Serangan tarif Donald Trump pada bulan April terasa seperti puncak kesombongan. Hal itu membuat marah sekutu, merusak popularitasnya di dalam negeri, dan memicu kekacauan pasar keuangan yang begitu akut sehingga semuanya terhenti dalam hitungan hari — tanda terbaru dari kecenderungan Amerika yang mirip Icarus untuk mencoba mengubah dunia setiap beberapa dekade. Namun tiga bulan kemudian, saat tenggat waktu untuk kompromi semakin dekat, sindrom Eropa sendiri berisiko muncul: kecenderungan untuk lebih terlihat seperti kumpulan desa Asterix daripada keseluruhan yang kohesif.
Kini semakin besar kemungkinan bahwa 27 negara anggota Uni Eropa, yang kebijakan perdagangan umumnya dipimpin oleh Brussels, akan menghadapi apa yang disebut kesepakatan "asimetris". Tidak akan ada penghapusan semua tarif yang dikenakan atau diancam oleh Trump, termasuk pungutan dasar yang diperkirakan sebesar 10%. Jika demikian halnya, kesepakatan dasar Inggris — yang gagal membatalkan tarifnya sendiri sebesar 10% atau pungutan sebesar 25% untuk baja dan aluminium — telah menjadi semacam preseden: beberapa pengecualian, cuitan yang menggebu-gebu, dan harapan bahwa Trump akan terus maju. Kanada juga telah menjadi preseden, menarik pajak layanan digitalnya pada perusahaan teknologi setelah AS menjadikannya garis merah untuk perundingan. Pasar keuangan melihat alasan untuk bersorak saat jalur de-eskalasi mulai terbentuk.

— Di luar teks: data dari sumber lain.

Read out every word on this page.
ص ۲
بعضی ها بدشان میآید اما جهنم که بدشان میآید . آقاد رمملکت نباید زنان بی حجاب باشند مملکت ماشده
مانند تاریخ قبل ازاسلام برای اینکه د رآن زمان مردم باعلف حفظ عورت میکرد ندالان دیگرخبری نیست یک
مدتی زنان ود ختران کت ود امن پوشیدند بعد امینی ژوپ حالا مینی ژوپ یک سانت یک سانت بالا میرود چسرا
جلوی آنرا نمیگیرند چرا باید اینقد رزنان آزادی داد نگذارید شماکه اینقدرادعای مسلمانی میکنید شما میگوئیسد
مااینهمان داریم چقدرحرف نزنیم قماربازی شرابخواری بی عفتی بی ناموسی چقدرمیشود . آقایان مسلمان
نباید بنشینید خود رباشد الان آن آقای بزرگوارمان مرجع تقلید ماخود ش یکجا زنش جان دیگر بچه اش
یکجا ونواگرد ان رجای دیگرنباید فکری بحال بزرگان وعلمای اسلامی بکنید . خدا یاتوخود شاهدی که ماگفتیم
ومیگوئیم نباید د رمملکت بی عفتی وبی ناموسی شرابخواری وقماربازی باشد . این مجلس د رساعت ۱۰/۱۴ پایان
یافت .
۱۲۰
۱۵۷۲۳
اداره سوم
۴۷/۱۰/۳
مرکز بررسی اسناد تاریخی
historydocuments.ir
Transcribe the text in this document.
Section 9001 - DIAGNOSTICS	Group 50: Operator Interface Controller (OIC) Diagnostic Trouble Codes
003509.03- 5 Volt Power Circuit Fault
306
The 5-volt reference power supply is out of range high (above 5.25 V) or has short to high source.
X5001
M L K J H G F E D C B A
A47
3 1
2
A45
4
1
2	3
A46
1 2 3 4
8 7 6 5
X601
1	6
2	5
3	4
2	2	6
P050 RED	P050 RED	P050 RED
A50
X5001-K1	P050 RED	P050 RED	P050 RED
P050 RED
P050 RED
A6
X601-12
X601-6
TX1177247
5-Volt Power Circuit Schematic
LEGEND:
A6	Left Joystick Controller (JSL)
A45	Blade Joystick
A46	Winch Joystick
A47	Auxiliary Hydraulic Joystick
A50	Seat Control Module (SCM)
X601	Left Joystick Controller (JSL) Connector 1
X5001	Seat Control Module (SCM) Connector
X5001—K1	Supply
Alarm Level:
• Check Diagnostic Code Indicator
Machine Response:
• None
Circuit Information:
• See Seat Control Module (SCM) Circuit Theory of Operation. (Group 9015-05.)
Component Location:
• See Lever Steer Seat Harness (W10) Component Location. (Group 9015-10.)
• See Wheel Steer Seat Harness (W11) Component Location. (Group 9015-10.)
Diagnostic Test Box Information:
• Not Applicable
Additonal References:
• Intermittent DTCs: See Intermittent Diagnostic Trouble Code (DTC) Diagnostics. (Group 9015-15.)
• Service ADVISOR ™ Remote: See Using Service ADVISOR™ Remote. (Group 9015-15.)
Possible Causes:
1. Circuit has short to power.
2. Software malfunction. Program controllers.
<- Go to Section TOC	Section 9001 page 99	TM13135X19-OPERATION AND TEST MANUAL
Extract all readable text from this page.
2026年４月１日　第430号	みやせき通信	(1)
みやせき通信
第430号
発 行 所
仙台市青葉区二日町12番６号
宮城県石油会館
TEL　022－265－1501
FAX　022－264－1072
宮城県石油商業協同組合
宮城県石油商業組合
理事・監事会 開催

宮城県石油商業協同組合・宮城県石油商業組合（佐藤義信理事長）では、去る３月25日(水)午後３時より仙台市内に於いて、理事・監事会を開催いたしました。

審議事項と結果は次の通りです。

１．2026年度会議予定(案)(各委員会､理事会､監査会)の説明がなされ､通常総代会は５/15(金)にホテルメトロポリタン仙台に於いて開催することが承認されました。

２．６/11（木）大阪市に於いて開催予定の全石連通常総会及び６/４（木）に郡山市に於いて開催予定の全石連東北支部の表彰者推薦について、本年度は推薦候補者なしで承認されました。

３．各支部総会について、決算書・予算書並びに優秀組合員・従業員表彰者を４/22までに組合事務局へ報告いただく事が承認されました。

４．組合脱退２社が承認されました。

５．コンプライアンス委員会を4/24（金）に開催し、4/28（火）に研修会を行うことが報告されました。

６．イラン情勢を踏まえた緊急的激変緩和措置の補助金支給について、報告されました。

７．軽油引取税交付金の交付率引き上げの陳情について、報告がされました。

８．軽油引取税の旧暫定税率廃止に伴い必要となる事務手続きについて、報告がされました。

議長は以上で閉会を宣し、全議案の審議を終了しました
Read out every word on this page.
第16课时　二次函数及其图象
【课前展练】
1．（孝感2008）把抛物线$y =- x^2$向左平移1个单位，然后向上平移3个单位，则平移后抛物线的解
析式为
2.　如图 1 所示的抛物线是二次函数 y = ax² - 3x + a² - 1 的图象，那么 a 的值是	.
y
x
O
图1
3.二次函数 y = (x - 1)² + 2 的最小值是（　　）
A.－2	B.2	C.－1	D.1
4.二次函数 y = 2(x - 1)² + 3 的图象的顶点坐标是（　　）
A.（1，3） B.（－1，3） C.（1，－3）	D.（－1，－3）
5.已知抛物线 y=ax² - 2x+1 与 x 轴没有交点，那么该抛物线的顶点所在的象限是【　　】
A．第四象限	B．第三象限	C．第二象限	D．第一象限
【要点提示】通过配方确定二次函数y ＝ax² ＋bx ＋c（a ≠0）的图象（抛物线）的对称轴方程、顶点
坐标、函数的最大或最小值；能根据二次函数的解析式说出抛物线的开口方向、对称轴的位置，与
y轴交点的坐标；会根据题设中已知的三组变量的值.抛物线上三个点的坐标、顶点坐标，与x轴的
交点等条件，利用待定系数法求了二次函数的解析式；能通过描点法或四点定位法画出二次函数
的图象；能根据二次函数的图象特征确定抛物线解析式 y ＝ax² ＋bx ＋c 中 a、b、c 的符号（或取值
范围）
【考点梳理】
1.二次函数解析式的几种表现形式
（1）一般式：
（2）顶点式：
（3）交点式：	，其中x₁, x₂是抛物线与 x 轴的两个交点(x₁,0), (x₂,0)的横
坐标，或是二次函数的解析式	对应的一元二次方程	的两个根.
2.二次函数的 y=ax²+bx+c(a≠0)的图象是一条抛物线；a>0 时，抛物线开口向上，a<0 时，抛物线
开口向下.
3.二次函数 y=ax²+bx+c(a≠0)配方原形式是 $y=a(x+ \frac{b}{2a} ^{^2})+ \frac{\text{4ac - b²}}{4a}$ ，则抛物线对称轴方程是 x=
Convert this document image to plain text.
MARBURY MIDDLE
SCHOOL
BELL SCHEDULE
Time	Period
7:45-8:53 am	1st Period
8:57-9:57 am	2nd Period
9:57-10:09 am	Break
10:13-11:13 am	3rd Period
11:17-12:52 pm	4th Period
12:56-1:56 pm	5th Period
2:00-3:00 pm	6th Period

Pertanyaannya kemudian menjadi apakah — atau bagaimana — Uni Eropa membalas. Selain menanggapi pukulan ekonomi terhadap aliran ekspor senilai $605,9 miliar tahun lalu, dari pesawat Airbus SE hingga mobil Volkswagen AG, tidak melakukannya mungkin merupakan sinyal bahwa intimidasi berhasil. Minggu lalu, sekutu NATO setuju untuk lebih dari dua kali lipat target pengeluaran pertahanan menjadi 5% dari produk domestik bruto (yang 1,5% akan digunakan untuk infrastruktur terkait), mengatasi kemarahan Trumpian sambil juga memastikan lebih banyak pesanan untuk senjata AS. Sekutu G-7 juga tampaknya telah menawarkan konsesi pada perpajakan global perusahaan-perusahaan AS dengan imbalan pencabutan "pajak balas dendam." Uni Eropa telah menawarkan wortel lain selama berbulan-bulan, dari membeli lebih banyak impor AS hingga bekerja sama di Cina. Itulah sebabnya Perdana Menteri Denmark Mette Frederiksen memperingatkan bahwa mungkin akan segera tiba saatnya untuk "menanggapi dengan cara yang sama."
Hal tentang pembalasan adalah bahwa hal itu membutuhkan persatuan, terutama jika idenya adalah untuk melampaui barang dan masuk ke layanan yang disediakan oleh perusahaan-perusahaan AS yang dominan seperti Alphabet Inc. atau Amazon.com Inc. Dan bahkan jika Komisi UE mengambil nada yang keras, kombinasi risiko geopolitik dan pertumbuhan ekonomi yang lemah umumnya tidak menginspirasi persatuan. Beberapa kepala tampaknya bersedia bangkit di atas tembok pembatas. Kanselir Jerman Friedrich Merz ingin terus memberikan janji-janji luhur pembaruan nasional, tidak terjebak dalam perang tarif. Perdana Menteri Italia Giorgia Meloni mungkin ingin menjaga hubungannya dengan Trump, yang ditunjukkan pada pertemuan puncak Organisasi Perjanjian Atlantik Utara. Negara-negara di timur, lebih dekat dengan perang di Ukraina, lebih fokus pada akses ke kekuatan keras Amerika, seperti yang ditunjukkan dengan cara yang spektakuler di Iran.